Vorgeworfene Geschwindigkeit: 58 km/h.
Der Toleranzabzug von 3 km/h ist bei Geräten dieses Typs ausreichend, um Meßungenauigkeiten zu begegnen. Das Gerät war ausweislich des nach § 249 StPO verlesenen Eichscheins auch gültig geeicht. Das Meßprotokoll, das das Gericht nach §§ 71 Abs. 1 OWiG, 256 Abs. 1 Nr. 5 StPO verlesen hat, läßt keine Auffälligkeiten am Meßbetrieb erkennen.
Damit ist das Gericht von einer vorschriftsmäßigen Messung überzeugt.
4.)
Nach Einsicht in die Lichtbilder Bl. 3 und 6 ist das Gericht davon überzeugt, daß der Betroffene ein Mobiltelefon genutzt hat. Wegen der Darstellungen nimmt das Gericht gemäß §§ 46 OWiG, 267 Abs. 1 Satz 3 StPO auf die Lichtbilder Bl. 3 und 6 Bezug.
Die Lichtbilder zeigen jeweils den Betroffenen von rechts vorne. Die linke Hand hält ein quaderförmigen dunklen Gegenstand. Daumenansatz und kleiner Finger sind zu erkennen, die übrigen Finger durch den Gegenstand verdeckt. Vom quaderförmigen Gegenstand ist die untere Breitseite vollständig zu erkennen, von der Längsseite nur ein Teil der Oberseite. Der Rest ist durch das Gesicht verdeckt.
Damit hält der Betroffene den Gegenstand an den Bereich des linken Ohres. Diese Haltung ist aus Sicht des Gerichts geradezu typisch für eine Telefonhaltung. Es mag auch andere Gegenstände geben, die sich ein Fahrzeugführer an diese Stelle hält, etwa einen Rasierapparat. Doch hält es das Gericht für ausgeschlossen, daß sich der Betroffene während der Fahrt rasiert. Der Betroffene kann nämlich die linke Gesichtshälfte nicht im Spiegel einsehen und sich schon daher nicht vernünftig rasieren.
Das Gericht hält es auch für ausgeschlossen, daß der Betroffene ein Diktiergerät benutzt hat. Zwar zeigte er über seinen Verteidiger in der mündlichen Verhandlung ein mobiles Diktiergerät, so daß der Betroffene möglicherweise tatsächlich über ein entsprechendes Gerät verfügt. Das Lichtbild ist undeutlich und läßt eine genauere Beschreibung des Gegenstands nicht zu.
Das in der Verhandlung gezeigte Diktiergerät war schwarz und ähnelt den in der Justiz verwendeten Modellen „Philips Digital Pocket Memo“, insbesondere hatte es einen vergleichbaren Bedienschalter auf der rechten Seite. Auch dieses Gerät hält der Nutzer aber nicht ans Ohr. Vielmehr hält es der Nutzer grundsätzlich vor den Mund, um etwas zu diktieren. Zum Abhören ist es ebenfalls nicht erforderlich, das Gerät ans Ohr zu halten, da die Wiedergabe über Lautsprecher erfolgt. Nur beim Telefon kann der Schall vom Nutzer dagegen in der Regel ausschließlich unmittelbar am Ohr empfangen werden. Dies gebietet das Fernmeldegeheimnis (Art. 10 GG), während beim Diktat das Fernmeldegeheimnis nicht betroffen ist und somit die Wiedergabe über Lautsprecher erfolgen kann.
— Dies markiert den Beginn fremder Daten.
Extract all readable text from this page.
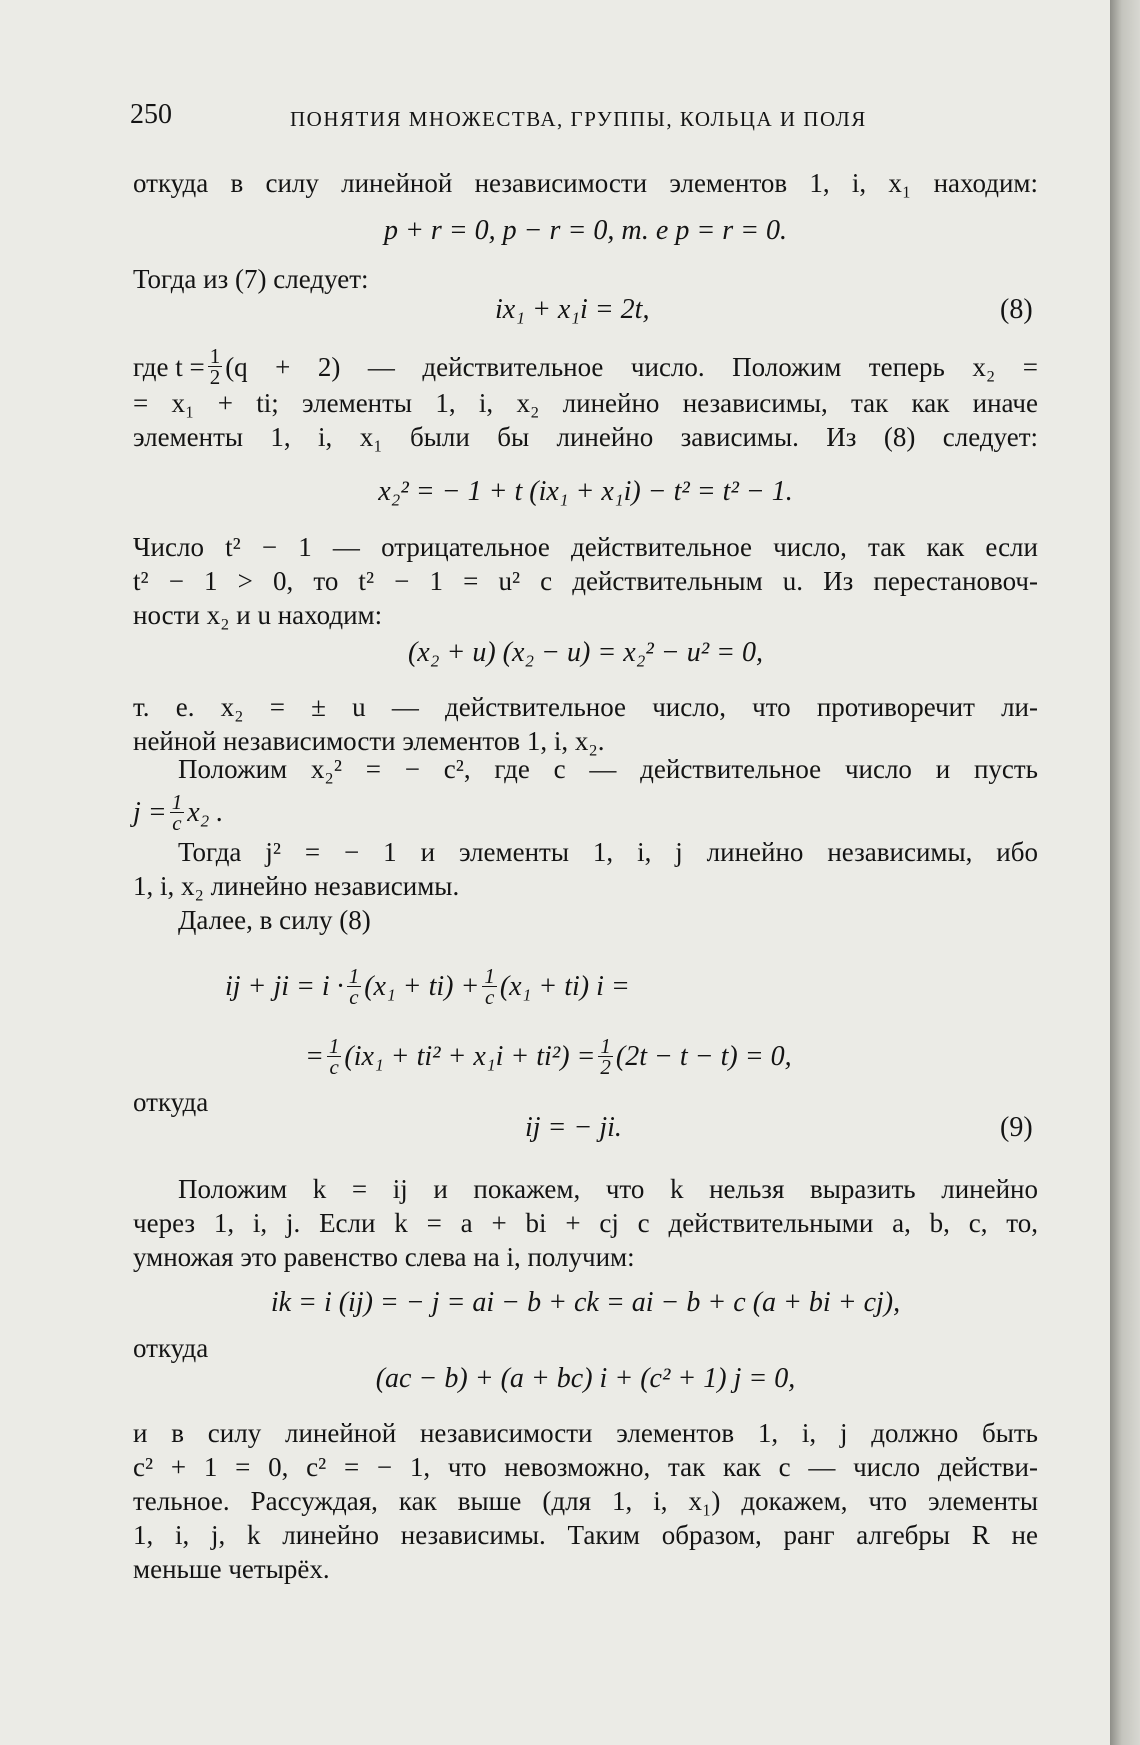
250	ПОНЯТИЯ МНОЖЕСТВА, ГРУППЫ, КОЛЬЦА И ПОЛЯ
откуда в силу линейной независимости элементов 1, i, x₁ находим:
p + r = 0, p − r = 0, т. е p = r = 0.
Тогда из (7) следует:
ix₁ + x₁i = 2t,	(8)
где $t = \frac{1}{2} (q + 2)$ — действительное число. Положим теперь x₂ =
= x₁ + ti; элементы 1, i, x₂ линейно независимы, так как иначе
элементы 1, i, x₁ были бы линейно зависимы. Из (8) следует:
x₂² = − 1 + t (ix₁ + x₁i) − t² = t² − 1.
Число t² − 1 — отрицательное действительное число, так как если
t² − 1 > 0, то t² − 1 = u² с действительным u. Из перестановоч-
ности x₂ и u находим:
(x₂ + u) (x₂ − u) = x₂² − u² = 0,
т. е. x₂ = ± u — действительное число, что противоречит ли-
нейной независимости элементов 1, i, x₂.
Положим x₂² = − c², где c — действительное число и пусть
$j = \frac{1}{c} x_2$ .
Тогда j² = − 1 и элементы 1, i, j линейно независимы, ибо
1, i, x₂ линейно независимы.
Далее, в силу (8)
ij + ji = $i \cdot \frac{1}{c} (x_1 + ti) + \frac{1}{c} (x_1 + ti) i$ =
= $\frac{1}{c} (ix_1 + ti^2 + x_1i + ti^2) = \frac{1}{2} (2t - t - t) = 0$,
откуда
ij = − ji.	(9)
Положим k = ij и покажем, что k нельзя выразить линейно
через 1, i, j. Если k = a + bi + cj с действительными a, b, c, то,
умножая это равенство слева на i, получим:
ik = i (ij) = − j = ai − b + ck = ai − b + c (a + bi + cj),
откуда
(ac − b) + (a + bc) i + (c² + 1) j = 0,
и в силу линейной независимости элементов 1, i, j должно быть
c² + 1 = 0, c² = − 1, что невозможно, так как c — число действи-
тельное. Рассуждая, как выше (для 1, i, x₁) докажем, что элементы
1, i, j, k линейно независимы. Таким образом, ранг алгебры R не
меньше четырёх.
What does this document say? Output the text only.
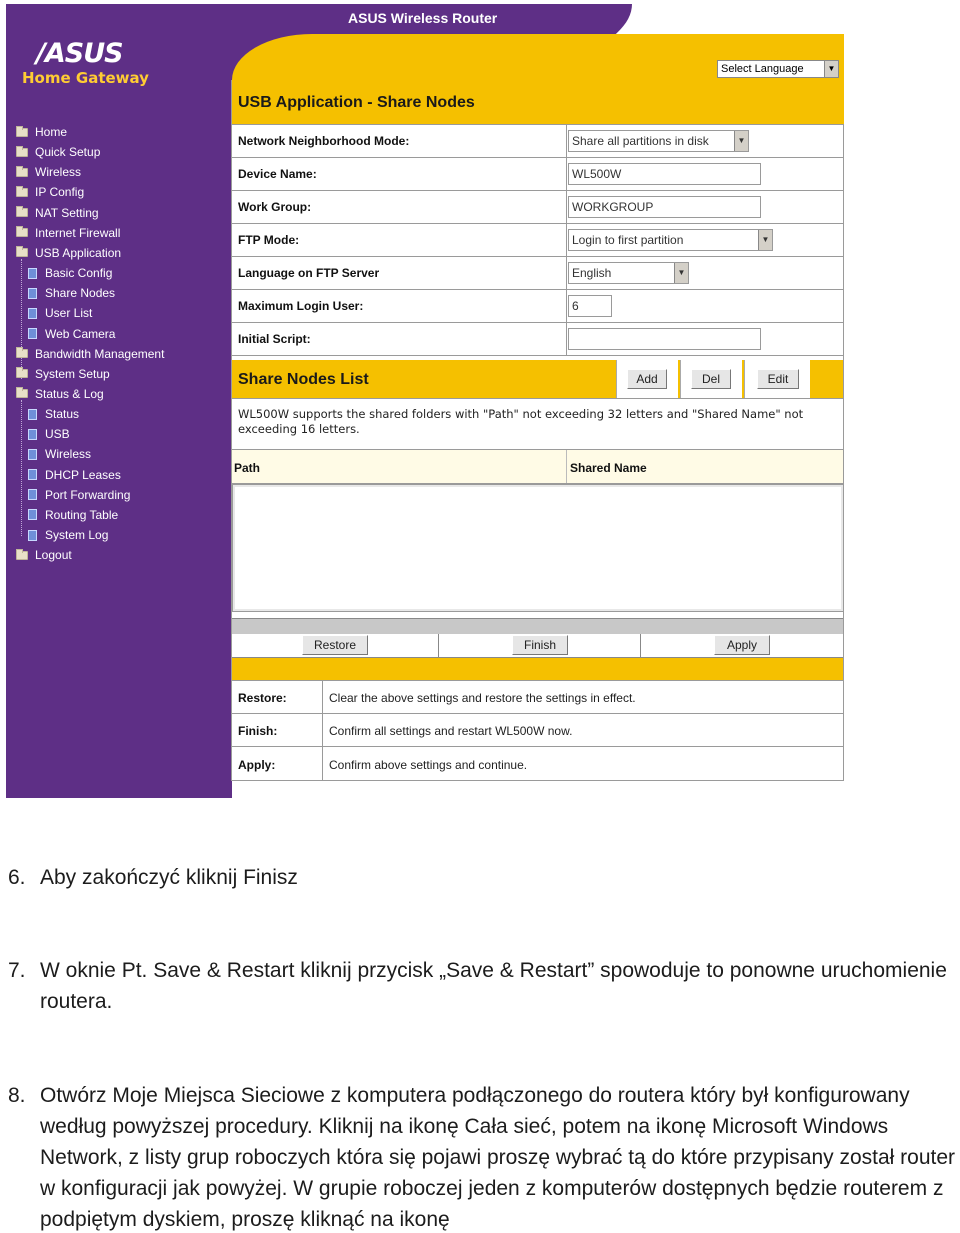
/ASUS
Home Gateway
Home
Quick Setup
Wireless
IP Config
NAT Setting
Internet Firewall
USB Application
Basic Config
Share Nodes
User List
Web Camera
Bandwidth Management
System Setup
Status & Log
Status
USB
Wireless
DHCP Leases
Port Forwarding
Routing Table
System Log
Logout
ASUS Wireless Router
Select Language	▼
USB Application - Share Nodes
Network Neighborhood Mode:	Share all partitions in disk	▼
Device Name:	WL500W
Work Group:	WORKGROUP
FTP Mode:	Login to first partition	▼
Language on FTP Server	English	▼
Maximum Login User:	6
Initial Script:
Share Nodes List	Add	Del	Edit
WL500W supports the shared folders with "Path" not exceeding 32 letters and "Shared Name" not exceeding 16 letters.
Path	Shared Name
Restore	Finish	Apply
Restore:	Clear the above settings and restore the settings in effect.
Finish:	Confirm all settings and restart WL500W now.
Apply:	Confirm above settings and continue.
6. Aby zakończyć kliknij Finisz
7. W oknie Pt. Save & Restart kliknij przycisk „Save & Restart” spowoduje to ponowne uruchomienie routera.
8. Otwórz Moje Miejsca Sieciowe z komputera podłączonego do routera który był konfigurowany według powyższej procedury. Kliknij na ikonę Cała sieć, potem na ikonę Microsoft Windows Network, z listy grup roboczych która się pojawi proszę wybrać tą do które przypisany został router w konfiguracji jak powyżej. W grupie roboczej jeden z komputerów dostępnych będzie routerem z podpiętym dyskiem, proszę kliknąć na ikonę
Weil der Betroffene ein Gerät unmittelbar ans Ohr hält, ist das Gericht davon überzeugt, daß es sich um ein Telefon handelt. Dieses wird auch genutzt, sonst hielte es der Betroffene nicht ans Ohr.
IV.
Der Betroffene hat ein Mobiltelefon genutzt, indem er es während der Fahrt halten mußte, und somit gegen § 23 Abs. 1a StVO verstoßen. Der Verstoß ist gemäß § 49 Abs. 1 Nr. 22 StVO bußgeldbewehrt.
Der Betroffene hat zeitgleich die zulässige Höchstgeschwindigkeit innerhalb geschlossener Ortschaften (50 km/h) um 8 km/h überschritten und somit gegen § 3 Abs. 3 Nr. 1 StVO verstoßen. Dieser Verstoß ist gemäß § 49 Abs. 1 Nr. 3 StVO bußgeldbewehrt.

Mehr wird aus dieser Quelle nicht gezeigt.